小説「僕が、剣道ですか? 5」

   僕が、剣道ですか? 5


 学年末試験が終わった。
 僕は自分の能力を遺憾なく発揮して、いい成績を取った。富樫が「勉強もしていないお前が取れる点じゃないよな」と耳元で呟いた。
 富樫は落第すれすれで進級したのだった。

 学年末試験が終わって卒業式も終業式も終わった。これで二年になって登校するまで休みだった。
 満月が二日後に迫っていた。その夜、嫌な夢を見た。
 きくとききょうが家老の屋敷から、引き立てられて、町奉行所に連れて行かれたのだった。
 幕府から白鶴藩に、鏡京介についての問い合わせがあったのだ。僕がいなくなってしまったから、事情を知っていると思われているきくが家老に追求されて、それでもきくには現代に来たことを話すしかなく、それを信じてもらえず、町奉行所の手に渡されたのだった。町奉行の拷問にかかれば、真実でも分かると思っているのだろうか。
 次の日、僕は白鶴藩に行く覚悟を決めた。
 ドラッグストアでききょうのキューブミルクを大量に買った。連行される時に哺乳瓶などは没収されたかも知れないと思い、それら一式も買いそろえた。念のため、おむつカバーも抱っこ紐も、取り上げられていると思い買った。デパートでは恥ずかしかったが、きくの穿くショーツも何枚か買った。数もサイズも覚えてはいなかった。適当にMサイズを買ったように思う。きくならSかも知れなかった。しかし、しょうがなかった。それからチョコレートも買った。エネルギー切れになるのを心配したのだった。

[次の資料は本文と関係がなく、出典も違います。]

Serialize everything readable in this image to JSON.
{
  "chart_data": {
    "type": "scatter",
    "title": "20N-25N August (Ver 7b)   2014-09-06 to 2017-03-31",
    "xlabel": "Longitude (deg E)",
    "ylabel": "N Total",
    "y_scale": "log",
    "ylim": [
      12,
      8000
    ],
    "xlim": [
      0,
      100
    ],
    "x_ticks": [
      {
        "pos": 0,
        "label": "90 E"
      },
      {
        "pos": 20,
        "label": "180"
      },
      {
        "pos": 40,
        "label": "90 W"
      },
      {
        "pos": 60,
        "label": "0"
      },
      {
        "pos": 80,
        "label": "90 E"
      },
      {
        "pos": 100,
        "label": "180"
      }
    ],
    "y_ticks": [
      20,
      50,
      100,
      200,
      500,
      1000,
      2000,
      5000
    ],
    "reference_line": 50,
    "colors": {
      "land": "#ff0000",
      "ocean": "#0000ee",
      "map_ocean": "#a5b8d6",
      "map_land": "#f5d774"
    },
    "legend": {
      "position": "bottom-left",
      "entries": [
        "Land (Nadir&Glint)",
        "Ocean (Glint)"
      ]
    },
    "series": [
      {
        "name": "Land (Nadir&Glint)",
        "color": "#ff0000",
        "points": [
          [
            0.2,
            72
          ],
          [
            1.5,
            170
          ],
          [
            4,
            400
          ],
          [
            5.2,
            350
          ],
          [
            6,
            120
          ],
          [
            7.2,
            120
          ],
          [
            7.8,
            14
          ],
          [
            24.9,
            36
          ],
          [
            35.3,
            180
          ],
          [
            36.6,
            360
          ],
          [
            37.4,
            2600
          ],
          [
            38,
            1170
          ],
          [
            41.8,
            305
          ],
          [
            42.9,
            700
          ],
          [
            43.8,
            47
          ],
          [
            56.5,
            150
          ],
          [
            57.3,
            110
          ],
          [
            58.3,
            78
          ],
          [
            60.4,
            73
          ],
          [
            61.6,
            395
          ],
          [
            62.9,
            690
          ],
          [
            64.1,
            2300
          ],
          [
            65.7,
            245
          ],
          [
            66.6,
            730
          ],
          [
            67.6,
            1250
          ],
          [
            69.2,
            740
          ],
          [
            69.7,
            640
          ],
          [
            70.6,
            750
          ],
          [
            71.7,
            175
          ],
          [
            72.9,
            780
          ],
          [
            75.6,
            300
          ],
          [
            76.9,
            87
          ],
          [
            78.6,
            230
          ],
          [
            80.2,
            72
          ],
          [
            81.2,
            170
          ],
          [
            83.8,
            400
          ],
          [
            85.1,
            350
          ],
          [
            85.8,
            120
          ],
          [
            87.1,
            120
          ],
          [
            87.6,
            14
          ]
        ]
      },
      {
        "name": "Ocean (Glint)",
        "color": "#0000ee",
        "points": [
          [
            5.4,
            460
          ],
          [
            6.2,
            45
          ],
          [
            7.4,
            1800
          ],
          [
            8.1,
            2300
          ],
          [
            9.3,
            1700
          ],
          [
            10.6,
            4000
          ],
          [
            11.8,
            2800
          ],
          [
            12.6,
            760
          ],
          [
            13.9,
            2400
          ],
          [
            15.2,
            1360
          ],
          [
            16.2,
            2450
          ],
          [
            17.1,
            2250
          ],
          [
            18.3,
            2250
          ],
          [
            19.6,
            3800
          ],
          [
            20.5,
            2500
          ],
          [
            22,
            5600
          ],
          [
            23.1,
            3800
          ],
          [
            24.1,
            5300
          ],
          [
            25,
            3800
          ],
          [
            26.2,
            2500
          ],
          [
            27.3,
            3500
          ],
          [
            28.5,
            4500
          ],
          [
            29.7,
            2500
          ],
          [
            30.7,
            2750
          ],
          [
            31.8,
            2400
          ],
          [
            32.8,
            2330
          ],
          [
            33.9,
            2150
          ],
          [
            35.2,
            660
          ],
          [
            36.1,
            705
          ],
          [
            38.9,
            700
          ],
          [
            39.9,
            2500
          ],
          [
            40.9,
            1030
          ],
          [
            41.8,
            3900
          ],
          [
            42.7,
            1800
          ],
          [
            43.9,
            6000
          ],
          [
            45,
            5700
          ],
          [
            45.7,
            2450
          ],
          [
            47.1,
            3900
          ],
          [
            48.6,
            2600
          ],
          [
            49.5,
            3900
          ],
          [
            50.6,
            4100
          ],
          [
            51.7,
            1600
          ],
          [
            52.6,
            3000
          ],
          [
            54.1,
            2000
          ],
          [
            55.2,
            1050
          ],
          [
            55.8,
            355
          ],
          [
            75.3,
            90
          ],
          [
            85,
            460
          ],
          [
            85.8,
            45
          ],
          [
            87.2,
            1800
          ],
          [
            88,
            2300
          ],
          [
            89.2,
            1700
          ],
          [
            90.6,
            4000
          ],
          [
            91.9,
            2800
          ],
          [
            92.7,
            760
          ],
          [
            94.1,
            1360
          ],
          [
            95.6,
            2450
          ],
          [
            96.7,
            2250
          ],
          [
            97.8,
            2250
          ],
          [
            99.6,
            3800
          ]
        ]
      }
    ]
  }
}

 家に帰り、大小のナップサックに詰め込んだ。それらの買物だけで、ナップサックはいっぱいになった。僕はトランクスや肌着を、そして向こうで着る着物を何とかショルダーバッグに詰め込んだ。草履も入れた。簡易ゴルフバッグには、定国を入れた。ナックルダスターや折たたみナイフなどもショルダーバッグに入れた。

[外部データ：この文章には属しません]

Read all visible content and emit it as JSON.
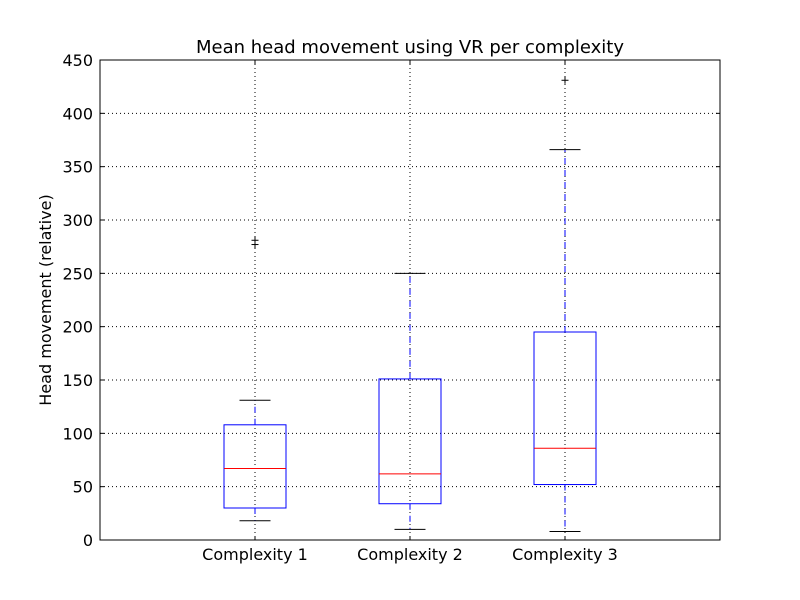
{
  "chart_data": {
    "type": "boxplot",
    "title": "Mean head movement using VR per complexity",
    "xlabel": "",
    "ylabel": "Head movement (relative)",
    "ylim": [
      0,
      450
    ],
    "yticks": [
      "0",
      "50",
      "100",
      "150",
      "200",
      "250",
      "300",
      "350",
      "400",
      "450"
    ],
    "grid": true,
    "categories": [
      "Complexity 1",
      "Complexity 2",
      "Complexity 3"
    ],
    "boxes": [
      {
        "whisker_low": 18,
        "q1": 30,
        "median": 67,
        "q3": 108,
        "whisker_high": 131,
        "outliers": [
          277,
          281
        ]
      },
      {
        "whisker_low": 10,
        "q1": 34,
        "median": 62,
        "q3": 151,
        "whisker_high": 250,
        "outliers": []
      },
      {
        "whisker_low": 8,
        "q1": 52,
        "median": 86,
        "q3": 195,
        "whisker_high": 366,
        "outliers": [
          431
        ]
      }
    ],
    "colors": {
      "box": "#0000ff",
      "whisker": "#0000ff",
      "median": "#ff0000",
      "cap": "#000000",
      "outlier": "#000000",
      "grid": "#000000"
    }
  }
}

 そして夜になると、ダイニングテーブルで食事の後に、父と母に明日、江戸に行くことを宣言した。
 母には明日、西日比谷高校の校庭に一緒に行って欲しいと言った。
「満月は明日なの」と母が訊いた。
「ああ」と僕は答えた。母には、何となく満月と江戸時代との繋がりが分かっているようだったが、父は蚊帳の外だった。

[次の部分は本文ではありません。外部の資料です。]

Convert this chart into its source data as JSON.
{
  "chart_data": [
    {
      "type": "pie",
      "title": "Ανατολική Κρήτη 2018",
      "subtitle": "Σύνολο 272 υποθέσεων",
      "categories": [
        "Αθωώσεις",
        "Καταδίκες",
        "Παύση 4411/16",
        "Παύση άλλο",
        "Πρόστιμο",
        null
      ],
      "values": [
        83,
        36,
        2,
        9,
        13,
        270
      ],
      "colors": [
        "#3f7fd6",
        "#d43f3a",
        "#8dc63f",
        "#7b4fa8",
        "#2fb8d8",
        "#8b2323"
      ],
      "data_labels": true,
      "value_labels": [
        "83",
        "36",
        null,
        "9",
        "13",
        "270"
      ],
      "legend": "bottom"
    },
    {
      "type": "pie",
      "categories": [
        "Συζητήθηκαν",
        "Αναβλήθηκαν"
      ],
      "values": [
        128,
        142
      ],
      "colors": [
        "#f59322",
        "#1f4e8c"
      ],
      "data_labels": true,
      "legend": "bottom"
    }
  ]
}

「今度は、きくもききょうも連れてくる。きくもききょうも向こうには居場所がなくなったようなんだ」
「そうなの」と母が言った。
 僕は立って、窓の外を見た。月が出ていた。赤くなっていた。明日、行くことは決定したようなものだった。
「夢の中に、きくとききょうが現れてきた。助けを求めてきたんだ」
「わかったわ」
「また、雷に打たれるのか」と父が言った。
「そうなる」
「死んだらどうするんだ」
「そうするしか、江戸時代に行けないんだよ」
 食後の話はまだ続いたが、僕が江戸時代に行く決心は変わらなかった。
 最後はほとんど宣言するような形で自室に引き上げてきた。